The school is now investigating exactly what happened before deciding what action – if any – to take against Codie.
Headteacher Dr Antony Edkins said: “An allegation of a serious nature was made concerning a racially motivated remark by one student towards a group of Asian students new to the school and new to the country.”
“We aim to ensure a caring and tolerant attitude towards people and pupils of all ethnic backgrounds and will not stand for racism in any form.”
You can read the rest of the article here. The phrase “preemptive obedience” applies perfectly to a situation in which a teacher and a school reacted so violently to anti-Islamist perceived insult that they sicced the police on a child, even though it does not appear that the “Asian” students themselves objected.
And as you read this article, please keep in the back of your mind the school’s Orwellian Newspeak. Thus, after having a 14 year old arrested and placed in solitary for (a) objecting to being placed in a work group where no one spoke the language in which the class was being taught and (b) perhaps calling the students “black” behind their backs, the head of the school states with a straight face that “We aim to ensure a caring and tolerant attitude towards people and pupils of all ethnic backgrounds and will not stand for racism in any form.”
That last bit of New Speak wraps around to a war of words, or a one-sided war of words we are now seeing fought regularly here in America. I’ve already pointed out the fact that, to the Left, any verbal attacks from private citizens entitle them to play the government censorship card. In their view, words from the Right are deadly weapons (perhaps because, in the war of words, they have no weapons with which to answer back).
Today, Peggy Noonan notes in the Opinion Journal that, in addition to crying out in pain at words challenging their ideas, the liberal media and liberal academic institutions are busy shutting down any effort even to speak those challenges to liberal dogma. After pointing out four well-publicized instances in which the liberal media and academia worked to silence those who offended them, Noonan has this to say:
It is not only about rage and resentment, and how some have come to see them as virtues, as an emblem of rightness. I feel so much, therefore my views are correct and must prevail. It is about something so obvious it is almost embarrassing to state. Free speech means hearing things you like and agree with, and it means allowing others to speak whose views you do not like or agree with. This–listening to the other person with respect and forbearance, and with an acceptance of human diversity–is the price we pay for living in a great democracy. And it is a really low price for such a great thing.
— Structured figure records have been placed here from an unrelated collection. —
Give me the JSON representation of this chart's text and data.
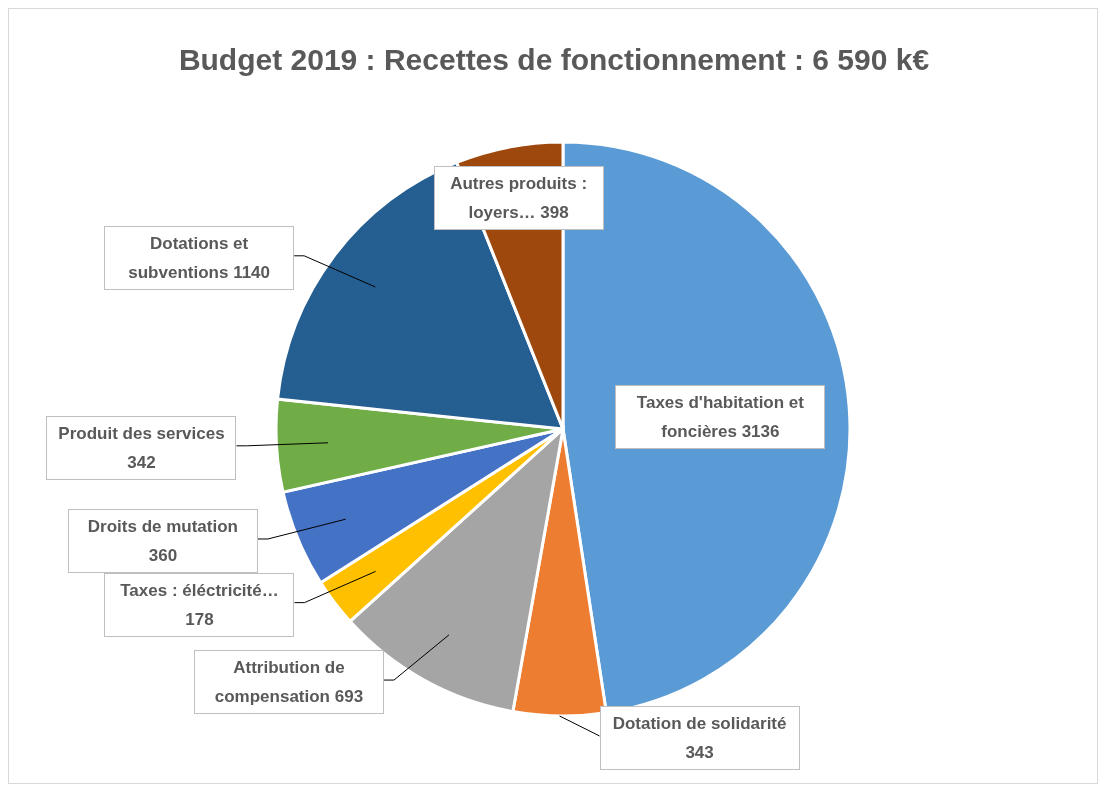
{
  "chart_data": {
    "type": "pie",
    "title": "Budget 2019 : Recettes de fonctionnement : 6 590 k€",
    "categories": [
      "Taxes d'habitation et foncières",
      "Dotation de solidarité",
      "Attribution de compensation",
      "Taxes : éléctricité…",
      "Droits de mutation",
      "Produit des services",
      "Dotations et subventions",
      "Autres produits : loyers…"
    ],
    "values": [
      3136,
      343,
      693,
      178,
      360,
      342,
      1140,
      398
    ],
    "colors": [
      "#5b9bd5",
      "#ed7d31",
      "#a5a5a5",
      "#ffc000",
      "#4472c4",
      "#70ad47",
      "#255e91",
      "#9e480e"
    ],
    "data_labels": true,
    "legend": false
  }
}
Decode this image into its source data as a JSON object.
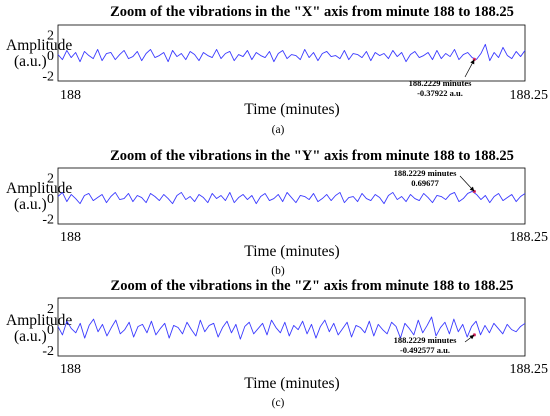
{
  "chart_data": [
    {
      "type": "line",
      "panel_label": "(a)",
      "title": "Zoom of the vibrations in the \"X\" axis from minute 188 to 188.25",
      "xlabel": "Time (minutes)",
      "ylabel": "Amplitude (a.u.)",
      "ylabel_lines": [
        "Amplitude",
        "(a.u.)"
      ],
      "x_tick_labels": [
        "188",
        "188.25"
      ],
      "y_ticks": [
        2,
        0,
        -2
      ],
      "xlim": [
        188,
        188.25
      ],
      "ylim": [
        -2.5,
        3
      ],
      "grid": false,
      "series_color": "#3b3bff",
      "highlight_color": "#e0306a",
      "annotation": {
        "x": 188.2229,
        "y": -0.37922,
        "text_lines": [
          "188.2229 minutes",
          "-0.37922 a.u."
        ]
      },
      "y_values": [
        0.1,
        -0.4,
        0.5,
        -0.2,
        0.3,
        -0.6,
        0.4,
        0.0,
        -0.3,
        0.6,
        -0.5,
        0.2,
        0.3,
        -0.4,
        0.1,
        0.5,
        -0.3,
        -0.1,
        0.4,
        -0.5,
        0.2,
        0.6,
        -0.2,
        0.0,
        0.3,
        -0.6,
        0.5,
        -0.1,
        0.2,
        -0.4,
        0.4,
        0.1,
        -0.5,
        0.3,
        0.0,
        -0.2,
        0.6,
        -0.3,
        0.2,
        0.4,
        -0.5,
        0.1,
        -0.1,
        0.5,
        -0.4,
        0.3,
        0.0,
        -0.2,
        0.4,
        -0.6,
        0.2,
        0.5,
        -0.3,
        0.1,
        0.0,
        -0.4,
        0.6,
        -0.2,
        0.3,
        -0.5,
        0.2,
        0.4,
        -0.1,
        0.0,
        -0.3,
        0.5,
        -0.4,
        0.2,
        0.1,
        -0.2,
        0.4,
        -0.5,
        0.3,
        0.0,
        0.2,
        -0.3,
        0.5,
        -0.1,
        0.3,
        -0.6,
        0.1,
        0.4,
        -0.2,
        0.0,
        0.3,
        -0.4,
        0.5,
        -0.3,
        0.2,
        -0.1,
        0.6,
        -0.4,
        0.1,
        0.3,
        -0.2,
        -0.38,
        0.2,
        1.1,
        -0.5,
        0.3,
        -0.2,
        0.8,
        0.0,
        -0.3,
        0.4,
        -0.1,
        0.5
      ]
    },
    {
      "type": "line",
      "panel_label": "(b)",
      "title": "Zoom of the vibrations in the \"Y\" axis from minute 188 to 188.25",
      "xlabel": "Time (minutes)",
      "ylabel": "Amplitude (a.u.)",
      "ylabel_lines": [
        "Amplitude",
        "(a.u.)"
      ],
      "x_tick_labels": [
        "188",
        "188.25"
      ],
      "y_ticks": [
        2,
        0,
        -2
      ],
      "xlim": [
        188,
        188.25
      ],
      "ylim": [
        -2.5,
        3
      ],
      "grid": false,
      "series_color": "#3b3bff",
      "highlight_color": "#e0306a",
      "annotation": {
        "x": 188.2229,
        "y": 0.69677,
        "text_lines": [
          "188.2229 minutes",
          "0.69677"
        ]
      },
      "y_values": [
        0.2,
        0.6,
        -0.3,
        0.4,
        0.0,
        -0.5,
        0.3,
        0.5,
        -0.2,
        0.1,
        0.4,
        -0.4,
        0.2,
        0.6,
        -0.1,
        0.0,
        0.5,
        -0.3,
        0.3,
        0.1,
        -0.4,
        0.5,
        0.2,
        -0.2,
        0.4,
        0.0,
        -0.5,
        0.3,
        0.6,
        -0.1,
        0.2,
        -0.3,
        0.4,
        0.1,
        -0.4,
        0.5,
        0.0,
        0.3,
        -0.2,
        0.6,
        -0.4,
        0.1,
        0.4,
        -0.1,
        0.3,
        -0.5,
        0.2,
        0.5,
        -0.2,
        0.0,
        0.4,
        -0.3,
        0.6,
        0.1,
        -0.4,
        0.3,
        0.2,
        -0.1,
        0.5,
        -0.3,
        0.0,
        0.4,
        -0.2,
        0.3,
        0.6,
        -0.4,
        0.1,
        0.2,
        -0.3,
        0.5,
        0.0,
        -0.2,
        0.4,
        0.1,
        -0.5,
        0.3,
        0.6,
        -0.1,
        0.2,
        -0.3,
        0.4,
        0.0,
        -0.2,
        0.5,
        0.1,
        -0.4,
        0.3,
        0.2,
        -0.1,
        0.4,
        0.6,
        -0.3,
        0.0,
        0.5,
        0.7,
        0.4,
        -0.1,
        0.3,
        -0.4,
        0.2,
        0.5,
        -0.2,
        0.1,
        0.4,
        -0.3,
        0.2,
        0.5
      ]
    },
    {
      "type": "line",
      "panel_label": "(c)",
      "title": "Zoom of the vibrations in the \"Z\" axis from minute 188 to 188.25",
      "xlabel": "Time (minutes)",
      "ylabel": "Amplitude (a.u.)",
      "ylabel_lines": [
        "Amplitude",
        "(a.u.)"
      ],
      "x_tick_labels": [
        "188",
        "188.25"
      ],
      "y_ticks": [
        2,
        0,
        -2
      ],
      "xlim": [
        188,
        188.25
      ],
      "ylim": [
        -2.5,
        3
      ],
      "grid": false,
      "series_color": "#3b3bff",
      "highlight_color": "#e0306a",
      "annotation": {
        "x": 188.2229,
        "y": -0.492577,
        "text_lines": [
          "188.2229 minutes",
          "-0.492577 a.u."
        ]
      },
      "y_values": [
        0.3,
        -0.5,
        0.8,
        0.1,
        -0.3,
        0.6,
        -0.8,
        0.4,
        1.0,
        -0.2,
        0.5,
        -0.6,
        0.2,
        0.9,
        -0.4,
        0.0,
        0.7,
        -0.7,
        0.3,
        0.5,
        -0.3,
        0.8,
        -0.5,
        0.1,
        0.6,
        -0.8,
        0.4,
        0.2,
        -0.4,
        0.7,
        0.0,
        -0.6,
        0.9,
        -0.2,
        0.4,
        0.6,
        -0.7,
        0.2,
        0.8,
        -0.3,
        0.5,
        -0.9,
        0.3,
        0.7,
        -0.4,
        0.1,
        0.6,
        -0.5,
        0.9,
        0.2,
        -0.3,
        0.7,
        -0.6,
        0.4,
        0.0,
        0.8,
        -0.4,
        0.5,
        -0.8,
        0.3,
        0.9,
        -0.2,
        0.6,
        -0.5,
        0.1,
        0.7,
        -0.7,
        0.4,
        0.2,
        -0.3,
        0.8,
        -0.6,
        0.5,
        0.0,
        -0.4,
        0.7,
        0.3,
        -0.8,
        0.6,
        0.1,
        -0.5,
        0.9,
        -0.3,
        0.4,
        1.2,
        -0.6,
        0.2,
        0.7,
        -0.4,
        1.0,
        -0.2,
        0.5,
        -0.7,
        0.3,
        0.8,
        -0.49,
        0.4,
        -0.3,
        0.6,
        0.1,
        -0.4,
        0.5,
        0.0,
        -0.2,
        0.3,
        0.6
      ]
    }
  ]
}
We all know this, at least in the abstract. Why are so many forgetting it in the particular?
Let us be more pointed. Students, stars, media movers, academics: They are always saying they want debate, but they don’t. They want their vision imposed. They want to win. And if the win doesn’t come quickly, they’ll rush the stage, curse you out, attempt to intimidate.
And they don’t always recognize themselves to be bullying. So full of their righteousness are they that they have lost the ability to judge themselves and their manner.
And all this continues to come more from the left than the right in America.
You see, just as in England, the vocal on the Left trumpet the fact that they’re all about “caring and tolerant attitude[s] towards people,” except that they’re not. Any deviation from their norm (and you can define their norm however you wish), results in violent and comprehensive efforts to silence that deviation. For those of you familiar with Madeline L’Engle’s “A Wrinkle in Time,” you should be reminded of that far away planet, overtaken by evil, in which “It” forces all of the planet’s citizens to think and speak a single way, or suffer severe punishment and reeducation. I certainly know I’m reminded of that cold, dark, drab place, and it makes me shudder to think it may one day be my home.